Apprentice Q&A · #354Why can a back-to-back 45-degree S-offset cause air separation?
3rd YearYELLOW · Check FirstBack-to-Back 45 Air Separation
Short answer
Tight back-to-back offsets can make high-velocity air separate from the throat. Open it up, lengthen it, add approved vane/detail, or revise the fitting path before blaming the unit.
Field answer
A short S-offset changes direction twice in a tight space. On high-velocity supply air, the air can shear, tumble, and leave the inside throat instead of tracking smoothly through the fitting.
Recovery depends on the system: more travel length, smoother fitting geometry, approved turning vane detail, or a revised route. Get the foreman/detailer/TAB direction before adding internal vanes or changing the fitting design.
What to check first
- Listen for wind noise at the offset during startup.
- Check if the travel piece is extremely short.
- Look for high velocity, pressure drop, or TAB complaint.
- Confirm whether vanes are allowed for that fitting and pressure class.

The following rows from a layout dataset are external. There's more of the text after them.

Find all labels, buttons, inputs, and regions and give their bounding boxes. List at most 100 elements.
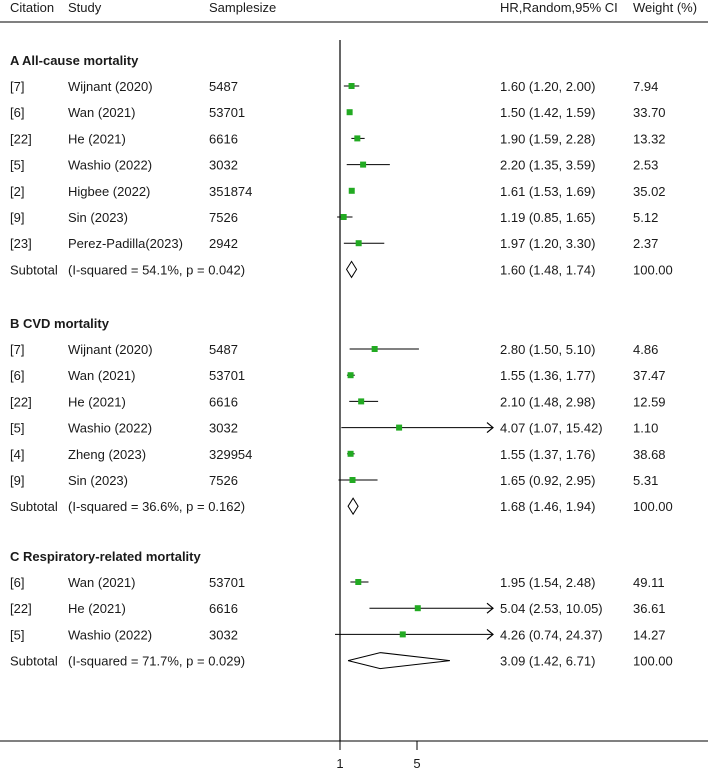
study-citation: [22] — [10, 394, 32, 409]
study-weight: 4.86 — [633, 342, 658, 357]
subtotal-stats: (I-squared = 71.7%, p = 0.029) — [68, 654, 245, 669]
study-samplesize: 6616 — [209, 394, 238, 409]
study-hr-ci: 1.97 (1.20, 3.30) — [500, 236, 595, 251]
study-weight: 12.59 — [633, 394, 666, 409]
study-citation: [9] — [10, 473, 24, 488]
study-hr-ci: 2.10 (1.48, 2.98) — [500, 394, 595, 409]
study-citation: [5] — [10, 421, 24, 436]
study-weight: 14.27 — [633, 627, 666, 642]
study-samplesize: 3032 — [209, 158, 238, 173]
section-title: C Respiratory-related mortality — [10, 549, 201, 564]
study-hr-ci: 1.61 (1.53, 1.69) — [500, 184, 595, 199]
subtotal-label: Subtotal — [10, 262, 58, 277]
section-title: A All-cause mortality — [10, 53, 139, 68]
subtotal-hr-ci: 3.09 (1.42, 6.71) — [500, 654, 595, 669]
study-citation: [2] — [10, 184, 24, 199]
point-estimate — [371, 346, 378, 352]
study-citation: [9] — [10, 210, 24, 225]
ci-arrow-right — [486, 422, 494, 434]
study-hr-ci: 1.19 (0.85, 1.65) — [500, 210, 595, 225]
subtotal-label: Subtotal — [10, 654, 58, 669]
study-weight: 5.12 — [633, 210, 658, 225]
study-hr-ci: 1.65 (0.92, 2.95) — [500, 473, 595, 488]
study-hr-ci: 1.60 (1.20, 2.00) — [500, 79, 595, 94]
subtotal-hr-ci: 1.68 (1.46, 1.94) — [500, 499, 595, 514]
point-estimate — [358, 398, 365, 405]
point-estimate — [360, 161, 367, 168]
study-name: He (2021) — [68, 394, 126, 409]
study-samplesize: 53701 — [209, 575, 245, 590]
study-samplesize: 3032 — [209, 627, 238, 642]
header-citation: Citation — [10, 0, 54, 15]
study-hr-ci: 1.90 (1.59, 2.28) — [500, 131, 595, 146]
point-estimate — [355, 579, 362, 585]
study-samplesize: 7526 — [209, 210, 238, 225]
study-samplesize: 351874 — [209, 184, 252, 199]
study-name: Wan (2021) — [68, 105, 135, 120]
study-hr-ci: 5.04 (2.53, 10.05) — [500, 601, 603, 616]
study-name: Washio (2022) — [68, 158, 152, 173]
subtotal-label: Subtotal — [10, 499, 58, 514]
study-weight: 7.94 — [633, 79, 658, 94]
study-citation: [23] — [10, 236, 32, 251]
study-samplesize: 5487 — [209, 342, 238, 357]
study-name: He (2021) — [68, 601, 126, 616]
point-estimate — [399, 631, 406, 638]
study-name: He (2021) — [68, 131, 126, 146]
point-estimate — [348, 187, 355, 194]
study-weight: 37.47 — [633, 368, 666, 383]
subtotal-diamond — [347, 652, 450, 670]
study-hr-ci: 1.55 (1.36, 1.77) — [500, 368, 595, 383]
subtotal-diamond — [345, 260, 358, 279]
study-samplesize: 53701 — [209, 368, 245, 383]
study-name: Wan (2021) — [68, 368, 135, 383]
study-name: Washio (2022) — [68, 421, 152, 436]
ci-arrow-right — [486, 602, 494, 614]
study-citation: [7] — [10, 342, 24, 357]
point-estimate — [347, 372, 354, 379]
study-citation: [6] — [10, 575, 24, 590]
study-weight: 2.37 — [633, 236, 658, 251]
study-hr-ci: 2.80 (1.50, 5.10) — [500, 342, 595, 357]
subtotal-stats: (I-squared = 36.6%, p = 0.162) — [68, 499, 245, 514]
study-hr-ci: 1.95 (1.54, 2.48) — [500, 575, 595, 590]
study-name: Wan (2021) — [68, 575, 135, 590]
study-name: Sin (2023) — [68, 473, 128, 488]
study-name: Wijnant (2020) — [68, 79, 153, 94]
study-weight: 2.53 — [633, 158, 658, 173]
point-estimate — [349, 477, 356, 483]
header-study: Study — [68, 0, 102, 15]
point-estimate — [354, 135, 361, 142]
header-row: Citation Study Samplesize HR,Random,95% … — [10, 0, 697, 15]
study-citation: [5] — [10, 627, 24, 642]
subtotal-weight: 100.00 — [633, 654, 673, 669]
header-weight: Weight (%) — [633, 0, 697, 15]
study-hr-ci: 4.26 (0.74, 24.37) — [500, 627, 603, 642]
ci-arrow-right — [486, 628, 494, 640]
study-weight: 1.10 — [633, 421, 658, 436]
subtotal-stats: (I-squared = 54.1%, p = 0.042) — [68, 262, 245, 277]
x-tick-label: 1 — [336, 756, 343, 771]
subtotal-hr-ci: 1.60 (1.48, 1.74) — [500, 262, 595, 277]
study-samplesize: 6616 — [209, 131, 238, 146]
study-hr-ci: 1.50 (1.42, 1.59) — [500, 105, 595, 120]
study-weight: 5.31 — [633, 473, 658, 488]
study-name: Perez-Padilla(2023) — [68, 236, 183, 251]
x-tick-label: 5 — [413, 756, 420, 771]
point-estimate — [347, 450, 354, 457]
study-weight: 13.32 — [633, 131, 666, 146]
point-estimate — [340, 214, 347, 220]
study-weight: 33.70 — [633, 105, 666, 120]
study-samplesize: 6616 — [209, 601, 238, 616]
subtotal-diamond — [347, 497, 359, 516]
study-citation: [22] — [10, 601, 32, 616]
header-effect: HR,Random,95% CI — [500, 0, 618, 15]
study-weight: 35.02 — [633, 184, 666, 199]
point-estimate — [346, 109, 353, 116]
study-weight: 38.68 — [633, 447, 666, 462]
section-title: B CVD mortality — [10, 316, 110, 331]
study-name: Wijnant (2020) — [68, 342, 153, 357]
study-weight: 36.61 — [633, 601, 666, 616]
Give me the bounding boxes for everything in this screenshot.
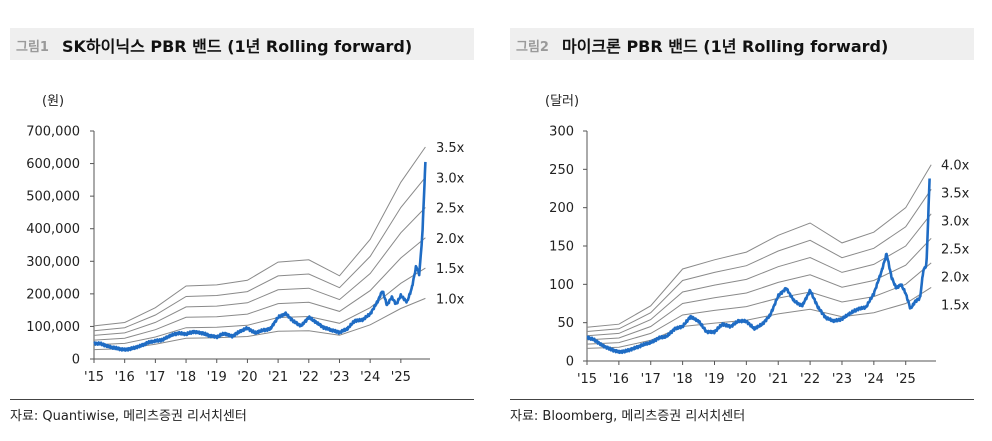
x-tick-label: '15 (84, 370, 104, 385)
x-tick-label: '18 (176, 370, 196, 385)
x-tick-label: '19 (207, 370, 227, 385)
x-tick-label: '24 (864, 372, 884, 387)
x-tick-label: '25 (896, 372, 916, 387)
y-tick-label: 0 (72, 353, 80, 368)
band-label-3.0x: 3.0x (941, 215, 970, 230)
pbr-band-line-3.0x (586, 213, 932, 337)
figure-2-panel: 그림2 마이크론 PBR 밴드 (1년 Rolling forward) (달러… (510, 0, 974, 441)
x-tick-label: '20 (237, 370, 257, 385)
x-tick-label: '17 (641, 372, 661, 387)
band-label-1.5x: 1.5x (941, 299, 970, 314)
x-tick-label: '17 (145, 370, 165, 385)
pbr-band-line-1.5x (586, 286, 932, 349)
band-label-3.0x: 3.0x (436, 171, 465, 186)
x-tick-label: '20 (736, 372, 756, 387)
x-tick-label: '18 (673, 372, 693, 387)
y-tick-label: 150 (549, 240, 574, 255)
x-tick-label: '21 (768, 372, 788, 387)
band-label-4.0x: 4.0x (941, 159, 970, 174)
x-tick-label: '16 (115, 370, 135, 385)
band-label-2.5x: 2.5x (941, 243, 970, 258)
figure-2-title: 마이크론 PBR 밴드 (1년 Rolling forward) (562, 37, 889, 56)
y-tick-label: 300,000 (26, 255, 80, 270)
figure-1-number: 그림1 (16, 40, 49, 55)
x-tick-label: '22 (299, 370, 319, 385)
band-label-2.0x: 2.0x (941, 271, 970, 286)
x-tick-label: '15 (577, 372, 597, 387)
figure-1-header: 그림1 SK하이닉스 PBR 밴드 (1년 Rolling forward) (10, 28, 474, 60)
pbr-band-line-2.0x (93, 237, 426, 341)
figure-2-header: 그림2 마이크론 PBR 밴드 (1년 Rolling forward) (510, 28, 974, 60)
pbr-band-line-2.0x (586, 262, 932, 345)
figure-1-panel: 그림1 SK하이닉스 PBR 밴드 (1년 Rolling forward) (… (10, 0, 474, 441)
x-tick-label: '16 (609, 372, 629, 387)
pbr-band-line-3.5x (586, 189, 932, 332)
micron-pbr-band-chart: 0 50 100 150 200 250 300 '15 '16 '17 '18 '19 '20 '21 '… (549, 125, 970, 388)
x-tick-label: '22 (800, 372, 820, 387)
band-label-3.5x: 3.5x (941, 187, 970, 202)
y-tick-label: 100,000 (26, 320, 80, 335)
x-tick-label: '21 (268, 370, 288, 385)
price-line-주가 (93, 161, 427, 352)
x-tick-label: '23 (832, 372, 852, 387)
y-tick-label: 200 (549, 201, 574, 216)
figure-1-unit-label: (원) (42, 94, 65, 109)
x-tick-label: '23 (329, 370, 349, 385)
y-tick-label: 200,000 (26, 287, 80, 302)
y-tick-label: 50 (557, 316, 574, 331)
y-tick-label: 0 (566, 355, 574, 370)
pbr-band-line-3.5x (93, 146, 426, 327)
figure-1-source: 자료: Quantiwise, 메리츠증권 리서치센터 (10, 409, 247, 424)
x-tick-label: '19 (704, 372, 724, 387)
figure-1-title: SK하이닉스 PBR 밴드 (1년 Rolling forward) (62, 37, 413, 56)
figure-2-source: 자료: Bloomberg, 메리츠증권 리서치센터 (510, 409, 746, 424)
figure-1-source-divider (10, 399, 474, 400)
figure-2-unit-label: (달러) (545, 94, 580, 109)
band-label-3.5x: 3.5x (436, 141, 465, 156)
band-label-1.5x: 1.5x (436, 262, 465, 277)
band-label-2.0x: 2.0x (436, 232, 465, 247)
y-tick-label: 300 (549, 125, 574, 140)
pbr-band-line-3.0x (93, 176, 426, 332)
figure-2-source-divider (510, 399, 974, 400)
price-line-주가 (586, 178, 931, 355)
y-tick-label: 250 (549, 163, 574, 178)
y-tick-label: 400,000 (26, 222, 80, 237)
figure-2-number: 그림2 (516, 40, 549, 55)
x-tick-label: '24 (360, 370, 380, 385)
y-tick-label: 500,000 (26, 190, 80, 205)
y-tick-label: 100 (549, 278, 574, 293)
pbr-band-line-1.0x (93, 297, 426, 351)
band-label-1.0x: 1.0x (436, 292, 465, 307)
y-tick-label: 600,000 (26, 157, 80, 172)
x-tick-label: '25 (391, 370, 411, 385)
y-tick-label: 700,000 (26, 125, 80, 140)
pbr-band-line-4.0x (586, 164, 932, 328)
band-label-2.5x: 2.5x (436, 202, 465, 217)
sk-hynix-pbr-band-chart: 0 100,000 200,000 300,000 400,000 500,000 600,… (26, 125, 465, 386)
pbr-band-line-2.5x (93, 207, 426, 336)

- Consider longer offset or revised path before final seal.
Do not do this
Do not treat a noisy tight offset as normal if it is creating a measurable pressure or airflow problem.
Why it matters
Air separation wastes static pressure, creates noise, and can starve downstream zones.
Ask foreman
The tight back-to-back 45 offset at [location] is noisy and may be dropping pressure. I checked the travel length and fitting path. Do you want this lengthened, revised, or detailed with approved vanes?
Text this wording
Final direction belongs to the foreman, approved drawings/specs, manufacturer instructions, pressure/material schedule, employer policy, and AHJ/code requirements.